Tribunal judiciaire de Paris, le 8 octobre 2025, n°2025F00765

Le tribunal judiciaire de Paris, le 8 octobre 2025, statue sur une demande d’une association paritaire. L’association requiert le paiement de cotisations impayées et la production de déclarations de salaires. Le défendeur, une société, ne comparaît pas et ne produit aucun moyen de défense. Le tribunal accueille la demande et ordonne les paiements ainsi que la communication des documents sous astreinte. Il se prononce également sur les frais irrépétibles et l’exécution provisoire.

La sanction du défaut de comparution et la force probante des pièces

Le tribunal tire les conséquences de l’absence de contestation de la partie défaillante. La décision est rendue réputée contradictoire malgré la non-comparution du défendeur. Les pièces fournies par l’association sont considérées comme suffisamment étayées. Le juge estime ainsi la demande recevable et bien fondée en l’absence de contradiction. Cette approche assure l’efficacité de la procédure malgré le désintérêt d’une partie. Elle confirme la valeur probante des documents produits par une institution paritaire. La solution préserve les droits de l’association sans nécessiter une instruction lourde. Elle rappelle que l’inaction en justice peut valoir acquiescement aux prétentions adverses.

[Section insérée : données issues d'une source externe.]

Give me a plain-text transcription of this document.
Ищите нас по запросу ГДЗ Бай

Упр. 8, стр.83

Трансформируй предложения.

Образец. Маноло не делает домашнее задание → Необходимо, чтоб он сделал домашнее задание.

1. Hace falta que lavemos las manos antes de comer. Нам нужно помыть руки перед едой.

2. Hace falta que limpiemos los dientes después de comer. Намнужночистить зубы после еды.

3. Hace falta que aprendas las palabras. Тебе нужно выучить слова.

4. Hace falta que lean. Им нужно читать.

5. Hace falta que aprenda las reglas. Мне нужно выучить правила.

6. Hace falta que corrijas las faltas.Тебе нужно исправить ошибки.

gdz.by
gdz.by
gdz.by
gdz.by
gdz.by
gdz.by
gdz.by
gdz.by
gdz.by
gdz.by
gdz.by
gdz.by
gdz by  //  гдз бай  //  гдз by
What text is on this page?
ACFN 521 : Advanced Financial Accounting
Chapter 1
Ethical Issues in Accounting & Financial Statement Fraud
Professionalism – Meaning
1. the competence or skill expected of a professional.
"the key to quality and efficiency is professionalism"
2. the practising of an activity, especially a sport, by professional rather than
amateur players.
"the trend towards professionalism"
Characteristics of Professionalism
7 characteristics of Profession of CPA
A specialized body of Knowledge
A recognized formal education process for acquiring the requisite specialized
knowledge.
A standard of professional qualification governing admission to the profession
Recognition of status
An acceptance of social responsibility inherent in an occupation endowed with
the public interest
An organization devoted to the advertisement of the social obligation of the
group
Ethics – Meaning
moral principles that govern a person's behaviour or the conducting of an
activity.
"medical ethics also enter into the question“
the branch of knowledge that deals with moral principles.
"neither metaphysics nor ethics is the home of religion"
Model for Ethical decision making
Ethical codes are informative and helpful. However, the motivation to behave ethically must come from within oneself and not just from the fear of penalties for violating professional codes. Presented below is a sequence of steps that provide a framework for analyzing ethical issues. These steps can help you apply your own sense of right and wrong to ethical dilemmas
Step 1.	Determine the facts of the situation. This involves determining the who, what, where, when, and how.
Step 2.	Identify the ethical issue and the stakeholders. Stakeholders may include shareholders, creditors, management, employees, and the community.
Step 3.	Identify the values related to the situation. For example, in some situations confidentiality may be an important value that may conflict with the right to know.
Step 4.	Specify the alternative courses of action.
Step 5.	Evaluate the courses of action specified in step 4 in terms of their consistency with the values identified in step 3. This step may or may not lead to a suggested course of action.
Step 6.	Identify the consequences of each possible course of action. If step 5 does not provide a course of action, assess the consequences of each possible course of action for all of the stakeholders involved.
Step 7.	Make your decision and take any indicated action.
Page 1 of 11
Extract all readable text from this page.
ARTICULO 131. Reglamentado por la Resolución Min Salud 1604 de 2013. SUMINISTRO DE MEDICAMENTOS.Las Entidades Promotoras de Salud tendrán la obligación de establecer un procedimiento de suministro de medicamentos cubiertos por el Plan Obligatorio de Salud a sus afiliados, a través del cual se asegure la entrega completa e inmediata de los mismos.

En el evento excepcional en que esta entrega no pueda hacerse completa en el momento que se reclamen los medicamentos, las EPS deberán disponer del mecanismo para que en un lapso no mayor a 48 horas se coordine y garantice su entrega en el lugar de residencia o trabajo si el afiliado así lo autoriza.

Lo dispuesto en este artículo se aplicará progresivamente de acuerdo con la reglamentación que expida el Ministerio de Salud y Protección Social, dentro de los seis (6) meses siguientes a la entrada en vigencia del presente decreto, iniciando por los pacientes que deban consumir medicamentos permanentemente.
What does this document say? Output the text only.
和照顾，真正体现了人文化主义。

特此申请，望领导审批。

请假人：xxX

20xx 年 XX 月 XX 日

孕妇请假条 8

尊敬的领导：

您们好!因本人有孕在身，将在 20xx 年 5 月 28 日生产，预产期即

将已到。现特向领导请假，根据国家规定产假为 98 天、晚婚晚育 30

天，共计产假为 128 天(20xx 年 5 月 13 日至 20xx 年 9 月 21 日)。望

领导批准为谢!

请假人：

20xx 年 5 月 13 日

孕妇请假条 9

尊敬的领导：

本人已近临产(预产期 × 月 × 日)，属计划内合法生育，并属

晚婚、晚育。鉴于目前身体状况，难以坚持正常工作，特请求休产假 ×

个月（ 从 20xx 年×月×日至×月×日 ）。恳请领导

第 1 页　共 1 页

L’astreinte comme moyen de contrainte pour l’exécution

Le tribunal use de son pouvoir pour garantir l’exécution effective de sa décision. Il ordonne la production des déclarations sous astreinte de vingt euros par jour. Cette mesure vise à contraindre la société à communiquer les documents requis. L’astreinte est ici fixée pour une durée limitée à quatre-vingt-dix jours. Elle prend effet à compter de la signification du jugement intervenu. Cette décision illustre la fonction coercitive de l’astreinte en pratique. Comme le rappelle une jurisprudence, « L’astreinte, qui est indépendante des dommages-intérêts, a pour finalité de contraindre la personne qui s’y refuse à exécuter les obligations qu’une décision juridictionnelle lui a imposées et d’assurer le respect du droit à cette exécution. » (Cour d’appel de Versailles, le 26 juin 2025, n°24/07744). Le montant modéré semble proportionné à l’obligation de faire imposée.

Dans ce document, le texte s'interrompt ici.